The First of September
- L. Adams
- Sep 1, 2023
- 1 min read

Exactly 30 days until the nuptials. The days will continue on as they have been--sunrise to noon high sun to sunset to night to sunrise--folding into the past until the end of time. The first of October will live and die the same as the rest. Everything stays so much the same and yet, everything changes. I've been thinking of that step into marriage. One second single, the next espoused. This mesh of life. I am equal parts terrified and excited. Will I be a good wife? But I am going to be with my best friend, my favorite person. Lord, I trust you.

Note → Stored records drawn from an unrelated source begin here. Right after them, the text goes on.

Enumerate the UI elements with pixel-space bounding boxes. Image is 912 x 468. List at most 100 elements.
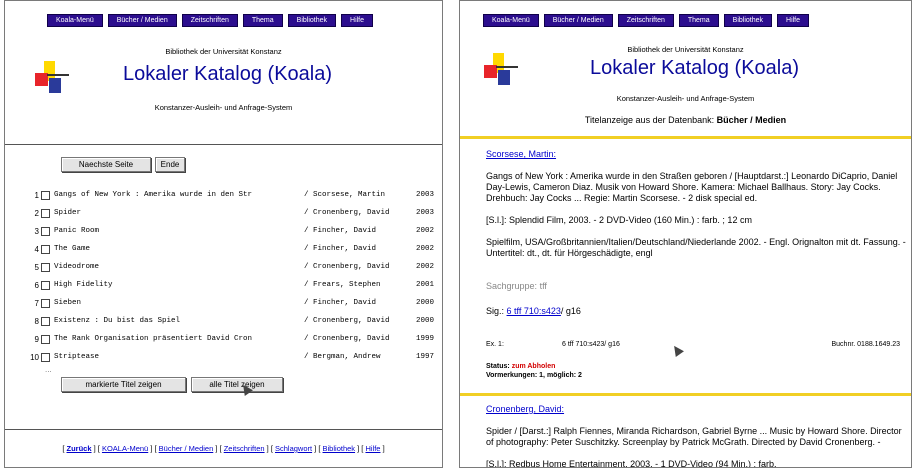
record-description: Spider / [Darst.:] Ralph Fiennes, Mirand… xyxy=(486,426,902,447)
footer-link-library[interactable]: Bibliothek xyxy=(323,444,356,453)
nav-journals[interactable]: Zeitschriften xyxy=(181,14,238,27)
select-checkbox[interactable] xyxy=(41,280,50,290)
result-author: / Bergman, Andrew xyxy=(304,353,381,361)
copy-label: Ex. 1: xyxy=(486,341,504,348)
list-item[interactable]: 3 Panic Room / Fincher, David 2002 xyxy=(21,222,434,240)
nav-topic[interactable]: Thema xyxy=(678,14,719,27)
result-title[interactable]: Striptease xyxy=(54,353,304,361)
result-title[interactable]: The Game xyxy=(54,245,304,253)
list-item[interactable]: 1 Gangs of New York : Amerika wurde in de… xyxy=(21,186,434,204)
result-title[interactable]: High Fidelity xyxy=(54,281,304,289)
result-title[interactable]: The Rank Organisation präsentiert David … xyxy=(54,335,304,343)
result-year: 2002 xyxy=(415,227,434,235)
nav-books-media[interactable]: Bücher / Medien xyxy=(543,14,613,27)
status-label: Status: xyxy=(486,363,510,370)
view-database: Bücher / Medien xyxy=(716,115,787,125)
copy-book-number: Buchnr. 0188.1649.23 xyxy=(831,341,900,348)
result-year: 2000 xyxy=(415,317,434,325)
footer-link-back[interactable]: Zurück xyxy=(67,444,92,453)
result-author: / Cronenberg, David xyxy=(304,263,390,271)
result-author: / Fincher, David xyxy=(304,299,377,307)
footer-link-help[interactable]: Hilfe xyxy=(365,444,380,453)
result-title[interactable]: Existenz : Du bist das Spiel xyxy=(54,317,304,325)
result-title[interactable]: Panic Room xyxy=(54,227,304,235)
result-number: 2 xyxy=(34,208,39,218)
select-checkbox[interactable] xyxy=(41,190,50,200)
next-page-button[interactable]: Naechste Seite xyxy=(61,157,151,172)
more-indicator: ... xyxy=(45,365,52,374)
result-title[interactable]: Spider xyxy=(54,209,304,217)
koala-logo-icon xyxy=(35,61,69,95)
institution-name: Bibliothek der Universität Konstanz xyxy=(165,47,282,56)
list-item[interactable]: 8 Existenz : Du bist das Spiel / Cronenber… xyxy=(21,312,434,330)
select-checkbox[interactable] xyxy=(41,298,50,308)
nav-journals[interactable]: Zeitschriften xyxy=(617,14,674,27)
list-item[interactable]: 7 Sieben / Fincher, David 2000 xyxy=(21,294,434,312)
nav-koala-menu[interactable]: Koala-Menü xyxy=(47,14,103,27)
list-item[interactable]: 9 The Rank Organisation präsentiert David… xyxy=(21,330,434,348)
select-checkbox[interactable] xyxy=(41,262,50,272)
divider xyxy=(5,429,442,430)
list-item[interactable]: 6 High Fidelity / Frears, Stephen 2001 xyxy=(21,276,434,294)
subject-group: Sachgruppe: tff xyxy=(486,281,906,292)
page-subtitle: Konstanzer-Ausleih- und Anfrage-System xyxy=(616,94,755,103)
page-title: Lokaler Katalog (Koala) xyxy=(123,63,333,85)
result-year: 2002 xyxy=(415,263,434,271)
record-publication: [S.l.]: Redbus Home Entertainment, 2003.… xyxy=(486,459,777,468)
footer-link-books-media[interactable]: Bücher / Medien xyxy=(159,444,214,453)
result-author: / Cronenberg, David xyxy=(304,335,390,343)
result-number: 10 xyxy=(30,352,39,362)
signature: Sig.: 6 tff 710:s423/ g16 xyxy=(486,306,906,317)
top-nav: Koala-Menü Bücher / Medien Zeitschriften… xyxy=(47,14,374,27)
result-title[interactable]: Gangs of New York : Amerika wurde in den… xyxy=(54,191,304,199)
select-checkbox[interactable] xyxy=(41,334,50,344)
result-number: 7 xyxy=(34,298,39,308)
list-item[interactable]: 2 Spider / Cronenberg, David 2003 xyxy=(21,204,434,222)
signature-suffix: / g16 xyxy=(560,306,581,316)
select-checkbox[interactable] xyxy=(41,226,50,236)
result-title[interactable]: Videodrome xyxy=(54,263,304,271)
select-checkbox[interactable] xyxy=(41,352,50,362)
list-item[interactable]: 10 Striptease / Bergman, Andrew 1997 xyxy=(21,348,434,366)
select-checkbox[interactable] xyxy=(41,208,50,218)
result-year: 2002 xyxy=(415,245,434,253)
result-title[interactable]: Sieben xyxy=(54,299,304,307)
select-checkbox[interactable] xyxy=(41,316,50,326)
author-link[interactable]: Cronenberg, David: xyxy=(486,404,906,415)
author-link[interactable]: Scorsese, Martin: xyxy=(486,149,906,160)
left-window: Koala-Menü Bücher / Medien Zeitschriften… xyxy=(4,0,443,468)
result-number: 5 xyxy=(34,262,39,272)
footer-link-journals[interactable]: Zeitschriften xyxy=(224,444,265,453)
reservations: Vormerkungen: 1, möglich: 2 xyxy=(486,372,582,379)
show-all-button[interactable]: alle Titel zeigen xyxy=(191,377,283,392)
view-prefix: Titelanzeige aus der Datenbank: xyxy=(584,115,715,125)
nav-help[interactable]: Hilfe xyxy=(341,14,374,27)
list-item[interactable]: 5 Videodrome / Cronenberg, David 2002 xyxy=(21,258,434,276)
show-marked-button[interactable]: markierte Titel zeigen xyxy=(61,377,186,392)
top-nav: Koala-Menü Bücher / Medien Zeitschriften… xyxy=(483,14,810,27)
result-year: 2003 xyxy=(415,209,434,217)
koala-logo-icon xyxy=(484,53,518,87)
result-year: 2003 xyxy=(415,191,434,199)
nav-help[interactable]: Hilfe xyxy=(777,14,810,27)
footer-nav: [ Zurück ] [ KOALA-Menü ] [ Bücher / Med… xyxy=(62,444,385,453)
subject-group-value: tff xyxy=(539,281,547,291)
nav-topic[interactable]: Thema xyxy=(242,14,283,27)
section-divider xyxy=(460,393,911,396)
signature-link[interactable]: 6 tff 710:s423 xyxy=(507,306,561,316)
nav-books-media[interactable]: Bücher / Medien xyxy=(107,14,177,27)
footer-link-koala-menu[interactable]: KOALA-Menü xyxy=(102,444,148,453)
nav-library[interactable]: Bibliothek xyxy=(287,14,337,27)
result-number: 8 xyxy=(34,316,39,326)
end-button[interactable]: Ende xyxy=(155,157,185,172)
right-window: Koala-Menü Bücher / Medien Zeitschriften… xyxy=(459,0,912,468)
select-checkbox[interactable] xyxy=(41,244,50,254)
nav-library[interactable]: Bibliothek xyxy=(723,14,773,27)
footer-link-subject[interactable]: Schlagwort xyxy=(275,444,312,453)
result-author: / Cronenberg, David xyxy=(304,317,390,325)
list-item[interactable]: 4 The Game / Fincher, David 2002 xyxy=(21,240,434,258)
result-year: 2000 xyxy=(415,299,434,307)
nav-koala-menu[interactable]: Koala-Menü xyxy=(483,14,539,27)
result-author: / Fincher, David xyxy=(304,227,377,235)
result-number: 4 xyxy=(34,244,39,254)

God tells me He'll be with me until the days have stopped folding into the past, until there is only present, and then I'll be with Him. Marriage doesn't seem so scary when I wrap myself in that promise.
Enough, enough with the seriousness, she cried. The wedding planning is coming along nicely. I think of the things to be done and my heart does not fail within me. In plain English, I am not overwhelmed. I have the time in the morning to turn my face into the sun strands; time to drink peach tea with the basil syrup my friend gave to me; time to laugh with my sister over a baking fail; time to embrace the birth of fall. But oh, Ohio is calling and I am going.
I hope this September will be good to all of you. Nostalgic and golden and smiling. Hugs.
Bee you ti full.
also. It was nice to see this from you. 🦔
“Nostalgic & golden & smiling.” How did you sum up September so well? ☀️🤎🍁🐿️
i am not even going to try to write without metaphors. how tragic would that be? i live in metaphors.
Nothing like the first of September to drag up a blog.